Além dessas manifestações típicas de uma religiosidade popular, existia ainda um vasto terreno de magias e sortilégios amorosos, por vezes assimilados pela Inquisição como feitiçaria, mas, que na verdade, não deixam de evidenciar uma religiosidade pouco interiorizada.

Os lugares privados para o prazer eram escassos na colônia. A rusticidade dos domicílios, conforme já foi lembrado, não permitia muita intimidade entre as pessoas, o que fazia com que alcovas fossem improvisadas em tabernas e lojas, na densa vegetação do mundo rural, ou nas próprias igrejas e capelas. A igreja, aliás, era o espaço de sociabilidade por excelência no mundo colonial, e não foram poucos, segundo Vainfas, os encontros amorosos ocorridos durante as missas dominicais, procissões e festas religiosas. O mesmo acontecia nas casas de recolhimento e nos poucos conventos estabelecidos na América Portuguesa. Inclusive, este autor argumenta que a representação, nas falas populares, de um Cristo com órgão fálico, ou uma Nossa Senhora personificada em mulher comum, indicam a necessidade, ou vontade, dessas pessoas em aproximar o sagrado do cotidiano, da vida real. Para Ronaldo Vainfas, portanto, tais fatos não indicam perversão ou desejo de subverter a doutrina e os símbolos católicos, antes, representam a mistura entre sagrado e profano, marca indelével da mentalidade popular religiosa no Brasil Colonial.

 Peter Burke, em seu já citado trabalho Cultura Popular na Idade Moderna, apresenta toda a complexidade do termo "cultura popular", que ele define num primeiro momento como sendo aquela não oficial, a da "não-elite", a das classes subalternas. Burke coloca a necessidade de se pensar nos artesãos e camponeses dos inícios da Europa Moderna a partir de um mundo totalmente diferente do atual, despido de conceitos e valores contemporâneos; conselho esse, aliás, não menos pertinente ao tratamento da sociedade colonial. É a partir daí, que ele apresenta sua hipótese, a de que a cultura popular, nos inícios do período moderno, não era estranha à minoria culta da ocidentalidade européia, essa a tinha como uma espécie de segunda tradição. 
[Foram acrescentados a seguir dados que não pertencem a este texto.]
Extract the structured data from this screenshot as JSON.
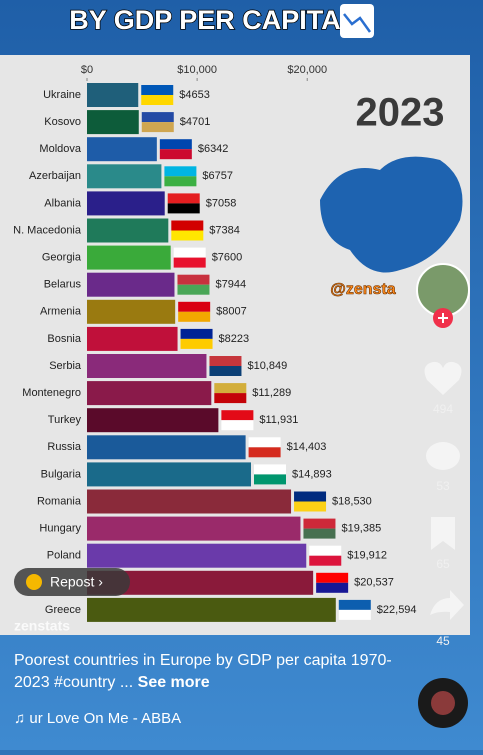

Em outras palavras, tanto a maioria da população, quanto sua pequena parcela erudita, compartilhavam de uma cultura popular comum. Até pelo menos a primeira metade do século XVII, as elites participavam das festas de rua e carnaval, juntamente com os grupos menos abastados. Mas ao longo dos tempos modernos, a renascença, as reformas religiosas, a revolução científica e a ilustração fizeram com que a cultura erudita se transformasse, ao passo que entre pequena e grande tradições, uma imensa distância foi estabelecida. Por fim, a cultura popular tradicional passou aos olhos da minoria letrada como algo tão diferente, a ponto de ser exótico, e por isso atraente. No século XIX, essa cultura tradicional se transforma em folclore. Na realidade, as elites intelectuais redescobrem a cultura popular no século XIX, a partir da perspectiva do folclore. Como causa, ou conseqüência de tais transformações, Burke afirma que a reforma Tridentina, assim como as reformas protestantes de um modo geral, empreenderam um esforço de reformulação da religiosidade popular na Europa a partir do século XVI, visando moldar suas extravagâncias carnavalescas e exterioridades.                                  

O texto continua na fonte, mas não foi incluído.